Indeed, these youngest members of the human family are alive, which is why so many abortionists openly admit that the “healthcare” they provide involves killing them. “If I had anything to say to the liberals,” Percy told one interviewer,
it is that I agree with them on almost everything: their political and social causes, and the ACLU, God knows, the right to freedom of speech, to help the homeless, the poor, the minorities, God knows the blacks, the third world—their hearts are in the right place. It’s actually a mystery, a bafflement to me, how they cannot see the paradox of being in favor of these good things and yet not batting an eyelash when it comes to destroying unborn life.
In Percy’s last novel, The Thanatos Syndrome, a priest excoriates the medical field, telling the main character, Tom More: “You are a member of the first generation of doctors in the history of medicine to turn their backs on the oath of Hippocrates and kill millions of useless old people, unborn children, born malformed children, for the good of mankind—and to do so without a single murmur from one of you.”
Fortunately, Percy was not quite right.
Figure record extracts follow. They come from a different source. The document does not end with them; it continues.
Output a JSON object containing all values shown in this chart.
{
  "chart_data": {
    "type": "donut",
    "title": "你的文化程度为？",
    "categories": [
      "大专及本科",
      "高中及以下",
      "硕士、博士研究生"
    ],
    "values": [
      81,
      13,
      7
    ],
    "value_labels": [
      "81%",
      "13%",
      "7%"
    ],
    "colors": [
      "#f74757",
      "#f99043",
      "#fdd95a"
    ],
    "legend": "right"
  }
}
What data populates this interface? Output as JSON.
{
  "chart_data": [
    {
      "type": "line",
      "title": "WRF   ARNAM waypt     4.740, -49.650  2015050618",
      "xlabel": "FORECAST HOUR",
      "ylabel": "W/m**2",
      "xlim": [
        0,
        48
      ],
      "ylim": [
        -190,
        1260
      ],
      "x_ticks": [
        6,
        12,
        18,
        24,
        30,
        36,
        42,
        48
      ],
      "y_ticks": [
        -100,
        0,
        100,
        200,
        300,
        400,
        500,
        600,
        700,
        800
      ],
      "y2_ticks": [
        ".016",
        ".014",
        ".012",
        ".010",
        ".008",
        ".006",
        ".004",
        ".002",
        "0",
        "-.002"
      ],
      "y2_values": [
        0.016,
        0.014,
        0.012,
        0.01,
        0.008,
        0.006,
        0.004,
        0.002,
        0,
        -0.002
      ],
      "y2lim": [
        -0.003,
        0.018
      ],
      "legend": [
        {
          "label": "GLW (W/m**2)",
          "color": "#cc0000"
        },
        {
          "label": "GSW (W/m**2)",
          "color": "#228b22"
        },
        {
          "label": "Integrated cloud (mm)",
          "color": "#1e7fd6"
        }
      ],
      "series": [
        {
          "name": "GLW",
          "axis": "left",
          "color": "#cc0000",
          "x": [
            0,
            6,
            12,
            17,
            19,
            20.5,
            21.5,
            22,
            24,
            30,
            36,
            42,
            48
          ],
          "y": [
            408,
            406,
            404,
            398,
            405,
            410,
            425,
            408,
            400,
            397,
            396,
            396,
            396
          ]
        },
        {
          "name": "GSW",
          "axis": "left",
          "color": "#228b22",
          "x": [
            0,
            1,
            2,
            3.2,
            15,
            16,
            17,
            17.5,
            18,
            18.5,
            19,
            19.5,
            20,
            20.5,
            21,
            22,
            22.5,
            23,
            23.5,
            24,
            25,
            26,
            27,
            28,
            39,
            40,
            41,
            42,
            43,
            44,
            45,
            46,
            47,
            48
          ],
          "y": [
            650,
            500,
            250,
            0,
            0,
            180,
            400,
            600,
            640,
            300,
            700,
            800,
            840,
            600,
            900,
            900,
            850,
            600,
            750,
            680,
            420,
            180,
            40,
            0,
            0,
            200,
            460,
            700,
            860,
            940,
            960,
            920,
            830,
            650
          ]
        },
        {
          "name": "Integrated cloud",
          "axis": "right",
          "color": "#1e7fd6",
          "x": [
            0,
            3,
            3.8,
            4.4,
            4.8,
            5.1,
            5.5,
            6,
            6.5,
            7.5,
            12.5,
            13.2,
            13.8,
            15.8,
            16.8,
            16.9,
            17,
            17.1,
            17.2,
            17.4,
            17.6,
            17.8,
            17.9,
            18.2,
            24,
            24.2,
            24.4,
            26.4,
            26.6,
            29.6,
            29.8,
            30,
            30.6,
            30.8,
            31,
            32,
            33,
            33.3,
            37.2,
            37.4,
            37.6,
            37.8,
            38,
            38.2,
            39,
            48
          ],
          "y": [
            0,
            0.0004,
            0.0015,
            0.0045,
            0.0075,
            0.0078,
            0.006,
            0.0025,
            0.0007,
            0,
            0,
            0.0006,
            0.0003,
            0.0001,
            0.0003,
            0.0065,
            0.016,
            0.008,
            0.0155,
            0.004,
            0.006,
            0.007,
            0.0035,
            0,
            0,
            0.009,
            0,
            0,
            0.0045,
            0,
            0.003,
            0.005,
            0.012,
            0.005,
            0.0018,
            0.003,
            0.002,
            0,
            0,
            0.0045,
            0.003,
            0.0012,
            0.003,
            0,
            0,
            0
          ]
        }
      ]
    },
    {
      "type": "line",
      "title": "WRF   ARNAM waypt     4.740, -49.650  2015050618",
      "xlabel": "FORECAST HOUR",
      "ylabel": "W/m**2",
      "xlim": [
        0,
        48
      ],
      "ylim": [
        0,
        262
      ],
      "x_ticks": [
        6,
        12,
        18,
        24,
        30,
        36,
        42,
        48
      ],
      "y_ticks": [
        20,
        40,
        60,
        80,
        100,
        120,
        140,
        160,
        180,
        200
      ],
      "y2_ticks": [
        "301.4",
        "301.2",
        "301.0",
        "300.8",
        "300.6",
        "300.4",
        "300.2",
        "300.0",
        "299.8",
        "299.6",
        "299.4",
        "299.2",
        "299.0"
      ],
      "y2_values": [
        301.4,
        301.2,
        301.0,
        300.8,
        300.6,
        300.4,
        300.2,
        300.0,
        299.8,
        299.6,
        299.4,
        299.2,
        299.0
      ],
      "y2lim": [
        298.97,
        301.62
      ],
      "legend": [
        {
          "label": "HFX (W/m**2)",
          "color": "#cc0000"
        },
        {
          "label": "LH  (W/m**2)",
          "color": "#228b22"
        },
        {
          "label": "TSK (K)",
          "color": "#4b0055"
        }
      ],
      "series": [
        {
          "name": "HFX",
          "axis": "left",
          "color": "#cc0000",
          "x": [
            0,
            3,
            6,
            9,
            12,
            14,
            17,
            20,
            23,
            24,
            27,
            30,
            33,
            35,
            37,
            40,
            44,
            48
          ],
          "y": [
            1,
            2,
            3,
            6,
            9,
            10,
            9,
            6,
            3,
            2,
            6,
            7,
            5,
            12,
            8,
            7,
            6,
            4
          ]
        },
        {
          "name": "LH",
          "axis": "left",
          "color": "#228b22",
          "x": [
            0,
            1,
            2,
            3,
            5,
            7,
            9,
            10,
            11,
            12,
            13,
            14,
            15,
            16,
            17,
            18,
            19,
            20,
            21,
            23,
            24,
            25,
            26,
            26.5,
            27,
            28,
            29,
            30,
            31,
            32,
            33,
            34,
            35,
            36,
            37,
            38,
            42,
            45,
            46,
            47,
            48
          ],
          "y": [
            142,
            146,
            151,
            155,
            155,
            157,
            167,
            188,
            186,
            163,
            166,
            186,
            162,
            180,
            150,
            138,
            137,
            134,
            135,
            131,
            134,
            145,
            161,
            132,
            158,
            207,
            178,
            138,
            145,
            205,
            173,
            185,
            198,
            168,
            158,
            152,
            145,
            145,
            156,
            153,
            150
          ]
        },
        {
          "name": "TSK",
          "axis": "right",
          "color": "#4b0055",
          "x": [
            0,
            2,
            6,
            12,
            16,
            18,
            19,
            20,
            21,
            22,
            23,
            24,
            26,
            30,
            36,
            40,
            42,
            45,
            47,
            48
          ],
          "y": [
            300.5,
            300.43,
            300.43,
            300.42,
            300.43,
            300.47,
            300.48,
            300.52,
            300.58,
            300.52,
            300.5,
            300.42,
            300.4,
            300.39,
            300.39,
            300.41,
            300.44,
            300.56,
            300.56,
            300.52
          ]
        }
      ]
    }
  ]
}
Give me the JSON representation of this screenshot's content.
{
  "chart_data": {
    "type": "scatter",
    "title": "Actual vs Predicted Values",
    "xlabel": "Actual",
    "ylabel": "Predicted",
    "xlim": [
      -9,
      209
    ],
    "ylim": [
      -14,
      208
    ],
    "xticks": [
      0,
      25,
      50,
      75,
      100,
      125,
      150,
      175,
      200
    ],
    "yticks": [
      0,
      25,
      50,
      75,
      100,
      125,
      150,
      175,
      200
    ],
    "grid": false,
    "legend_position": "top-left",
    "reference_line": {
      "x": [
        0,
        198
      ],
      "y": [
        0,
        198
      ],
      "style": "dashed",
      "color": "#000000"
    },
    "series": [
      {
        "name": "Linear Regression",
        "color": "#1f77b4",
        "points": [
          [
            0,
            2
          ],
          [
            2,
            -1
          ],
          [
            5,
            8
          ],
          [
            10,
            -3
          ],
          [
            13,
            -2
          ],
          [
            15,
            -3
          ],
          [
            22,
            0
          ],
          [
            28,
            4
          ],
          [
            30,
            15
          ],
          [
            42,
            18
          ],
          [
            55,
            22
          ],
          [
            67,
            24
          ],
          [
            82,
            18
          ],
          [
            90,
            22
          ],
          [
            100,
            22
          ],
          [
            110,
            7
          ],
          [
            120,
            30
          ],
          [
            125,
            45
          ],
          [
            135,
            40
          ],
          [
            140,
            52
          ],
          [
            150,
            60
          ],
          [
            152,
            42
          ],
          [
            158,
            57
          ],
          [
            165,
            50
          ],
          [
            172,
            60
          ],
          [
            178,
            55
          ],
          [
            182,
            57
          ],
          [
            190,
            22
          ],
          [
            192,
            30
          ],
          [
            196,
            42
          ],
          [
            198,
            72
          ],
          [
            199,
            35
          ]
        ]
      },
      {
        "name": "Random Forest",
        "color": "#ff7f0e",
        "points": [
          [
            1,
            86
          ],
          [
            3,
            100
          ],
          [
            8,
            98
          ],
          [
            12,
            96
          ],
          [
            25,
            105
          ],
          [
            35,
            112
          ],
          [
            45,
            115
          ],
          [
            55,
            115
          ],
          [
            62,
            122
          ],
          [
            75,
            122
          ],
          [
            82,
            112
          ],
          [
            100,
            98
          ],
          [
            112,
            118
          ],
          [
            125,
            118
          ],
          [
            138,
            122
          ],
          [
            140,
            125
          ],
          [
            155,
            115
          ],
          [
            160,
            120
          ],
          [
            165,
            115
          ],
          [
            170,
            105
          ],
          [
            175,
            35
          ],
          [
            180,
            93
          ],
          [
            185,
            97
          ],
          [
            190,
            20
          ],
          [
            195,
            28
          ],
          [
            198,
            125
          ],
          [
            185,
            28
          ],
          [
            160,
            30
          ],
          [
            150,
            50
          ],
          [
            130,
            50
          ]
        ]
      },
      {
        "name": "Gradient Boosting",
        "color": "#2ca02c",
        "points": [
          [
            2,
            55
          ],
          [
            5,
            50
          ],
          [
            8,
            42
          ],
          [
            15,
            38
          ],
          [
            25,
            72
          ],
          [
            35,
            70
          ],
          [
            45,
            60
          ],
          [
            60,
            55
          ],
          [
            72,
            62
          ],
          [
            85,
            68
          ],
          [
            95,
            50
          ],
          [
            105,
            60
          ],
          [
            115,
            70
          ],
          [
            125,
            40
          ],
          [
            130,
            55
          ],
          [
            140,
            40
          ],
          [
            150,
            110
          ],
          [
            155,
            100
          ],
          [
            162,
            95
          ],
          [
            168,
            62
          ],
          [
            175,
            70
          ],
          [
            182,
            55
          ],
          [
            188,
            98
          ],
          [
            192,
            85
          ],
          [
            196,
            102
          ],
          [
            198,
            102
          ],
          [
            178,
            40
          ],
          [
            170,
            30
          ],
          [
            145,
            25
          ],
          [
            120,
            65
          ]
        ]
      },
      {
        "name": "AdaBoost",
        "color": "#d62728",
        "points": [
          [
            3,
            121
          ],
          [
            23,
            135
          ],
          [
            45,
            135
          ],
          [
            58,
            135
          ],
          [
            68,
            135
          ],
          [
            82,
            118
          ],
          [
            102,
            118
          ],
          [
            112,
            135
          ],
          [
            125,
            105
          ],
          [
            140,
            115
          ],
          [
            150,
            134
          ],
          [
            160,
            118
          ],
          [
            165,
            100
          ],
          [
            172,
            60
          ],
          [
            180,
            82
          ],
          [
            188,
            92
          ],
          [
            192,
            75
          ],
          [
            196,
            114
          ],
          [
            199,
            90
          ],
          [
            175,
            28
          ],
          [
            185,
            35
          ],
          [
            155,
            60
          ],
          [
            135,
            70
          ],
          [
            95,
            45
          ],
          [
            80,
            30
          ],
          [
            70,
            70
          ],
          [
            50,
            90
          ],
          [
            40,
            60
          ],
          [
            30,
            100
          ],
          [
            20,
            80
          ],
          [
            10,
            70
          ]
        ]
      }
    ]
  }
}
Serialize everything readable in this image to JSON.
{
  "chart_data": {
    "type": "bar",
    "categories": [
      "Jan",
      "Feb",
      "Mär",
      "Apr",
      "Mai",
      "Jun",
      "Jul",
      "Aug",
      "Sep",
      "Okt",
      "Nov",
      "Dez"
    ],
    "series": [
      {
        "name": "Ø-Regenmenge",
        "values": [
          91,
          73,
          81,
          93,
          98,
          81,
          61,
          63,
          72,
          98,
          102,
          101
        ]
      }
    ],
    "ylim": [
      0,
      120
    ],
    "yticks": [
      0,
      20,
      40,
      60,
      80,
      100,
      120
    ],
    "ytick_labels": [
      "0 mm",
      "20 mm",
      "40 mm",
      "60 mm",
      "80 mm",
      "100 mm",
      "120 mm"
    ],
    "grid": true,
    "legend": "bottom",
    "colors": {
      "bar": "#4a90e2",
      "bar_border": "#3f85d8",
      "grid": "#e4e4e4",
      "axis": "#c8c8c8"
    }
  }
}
There have been many murmurs from many doctors; the fall of Roe v. Wade was brought about by the collective chorus of untold thousands of Americans who refused to accept that their nation endorsed the killing of children in the womb. “Americans are the nicest, most generous, and sentimental people on earth,” Percy once observed. “Yet Americans have killed more unborn children than any nation in history.” But another fact is also true. America declared that abortion is a constitutional right—and then declared, after a half-century of slaughter, that it is not. In the wake of Dobbs, stunned journalists asked: If Roe can fall, what else might be possible?
It is an encouraging question to consider. As Percy wrote in Love in the Ruins:
Is it that God has at last removed his blessing from the U.S.A. and what we feel now is just the clank of the old historical machinery, the sudden jerking ahead of the roller-coaster cars as the chain catches hold and carries us back into history with its ordinary catastrophes, carries us out and up toward the brink from that felicitous and privileged siding where even unbelievers admitted that if it was not God who blessed the U.S.A., then at least some great good luck had befallen us, and that now the blessing or the luck is over, the machinery clanks, the chain catches hold, and the cars jerk forward?
Maybe. Or maybe the death of Roe can lead us to ask the question: If God in his providence has allowed Roe v. Wade to fall, what else might be possible?